Sunday, November 04, 2007

beware of false prophets


I am a huge fan of debt-free living. It is a necessary background of the secret agent life. Being an agent would be close to impossible, or mega-burdensome if I had to spend my time working just to make big payments on things that probably weren’t meant for my life in the first place.

But that’s just my personal mantra. Charge away if you want. Build your fa├žade of a life for all I care.

There’s a popular Nashville based radio host/author that many mega churches have embraced with open arms. I mean, churches actually have classes on this guy’s teachings. I suppose the ‘get out of debt’ part of the teaching is good since no one else is telling the church to quit spending money like spoiled brats. But as far as I’m concerned, the good qualities of this guy’s message stops there.

If this message was about getting out of debt so that you can a) be generous with your wealth and support the widows, orphans, poor, missionaries, stop injustice, whatever or b) live simply so when the CEO tells you to GO, you can go or c) all the above, then I could totally go for that.

Americans by and large are huge babies when it comes to having and wanting stuff. And their stuff ties them down like a ball and chain, making it difficult to do the things the CEO might have you do. The church in America is not immune to these ills. They could use a spanking or two. We are to be in the world, but not of it, etc.

But Uncle Dave’s* basic gist for living debt free is to a) build a self-made safety net and b) live low now so that tomorrow you can live like a king.

What faithless bullshit.

1) Safety net: I know, I know. There are plenty of (old testament) biblical references on planning ahead for a rainy day. Such as Joseph and the seven years of drought. And if the CEO of the universe has guided you to stockpile for Y2K or buy every kind of health and supplemental insurance, who am I to question you.

But Uncle Dave’s first rule is to have a $1000 cushion in your bank. Well damn, if I had $1000 bucks in my bank account at any one given time, I’d be seriously looking at property downtown to start The Table. $1000 bucks? That’s like a whole years income in some parts of the world. Sheesh, Who needs faith or trust? I’ve got my $1000 padding to keep me from falling on my ass.

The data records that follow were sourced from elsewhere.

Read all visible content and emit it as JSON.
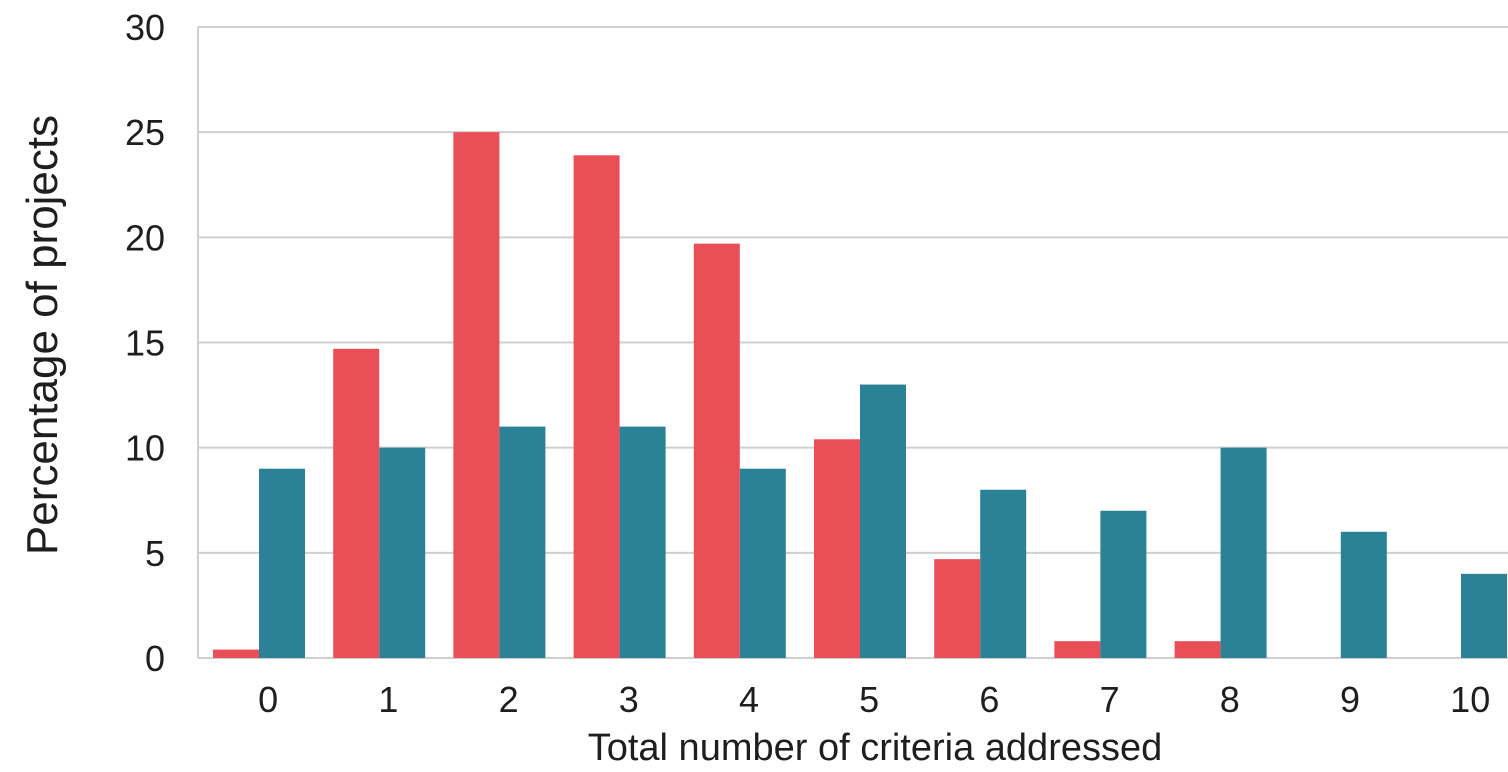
{
  "chart_data": {
    "type": "bar",
    "title": "",
    "xlabel": "Total number of criteria addressed",
    "ylabel": "Percentage of projects",
    "categories": [
      "0",
      "1",
      "2",
      "3",
      "4",
      "5",
      "6",
      "7",
      "8",
      "9",
      "10"
    ],
    "ylim": [
      0,
      30
    ],
    "yticks": [
      0,
      5,
      10,
      15,
      20,
      25,
      30
    ],
    "grid": true,
    "legend": "none",
    "series": [
      {
        "color": "#ea4f57",
        "values": [
          0.4,
          14.7,
          25,
          23.9,
          19.7,
          10.4,
          4.7,
          0.8,
          0.8,
          0,
          0
        ]
      },
      {
        "color": "#2b8297",
        "values": [
          9,
          10,
          11,
          11,
          9,
          13,
          8,
          7,
          10,
          6,
          4
        ]
      }
    ],
    "gridline_color": "#cfcfcf"
  }
}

Uncle George (no relation to Dave) once wrote something to the effect of, “if a person has stockpiles of resources, then in the time of need the lord will direct him to those stockpiles”. In other words, who needs the CEO and his miracles when we have our own means.

2) Live like a king: this is directly opposed to the teachings of Jesus. Building wealth for the purpose of living and dying comfortably is the secular teachings of our culture. So, why does the church embrace Uncle Dave’s teaching on this?

Somehow, I don’t think the underground, persecuted churches in communist nations are too concerned with building wealth for their personal comfort. I think they signed away comfort when they joined Jesus. Just a guess, though.

Uncle Dave speaks with knowledge and authority on the subject of debt and wealth building. But his message is not from the CEO of the universe.



*not an official uncle here on the agent b files...

5 comments:

carl said...

Good word here. I read through his book a little and when I read that part about "living like a king in the end" I got a bad vibe about that.

DJG said...

amen!

Jenelle said...

I just wrote a stream of nonsense about me getting out of debt, too. I guess it's on the CEO's mind on Sundays. All of your reasons are why I want to get out of debt. And because I'd like to offer my one-day husband-man a debt-free me, so we can be more free to go.

Everyone tells me that student loan debt is "good debt." But I don't buy it anymore. Debt sucks.

Agent B said...

"Good debt". I don't know if there is such a thing.

Although I've considered taking on another mortgage for a building to feed people and hang out in. I might go into debt to feed people. Maybe that's good debt.

JesusFreak said...

I totally agree with you about the whole having a $1000 at all times thing. And plus the software a person has to buy for the program is very expensive. How is that supposed to help me with my financial situation???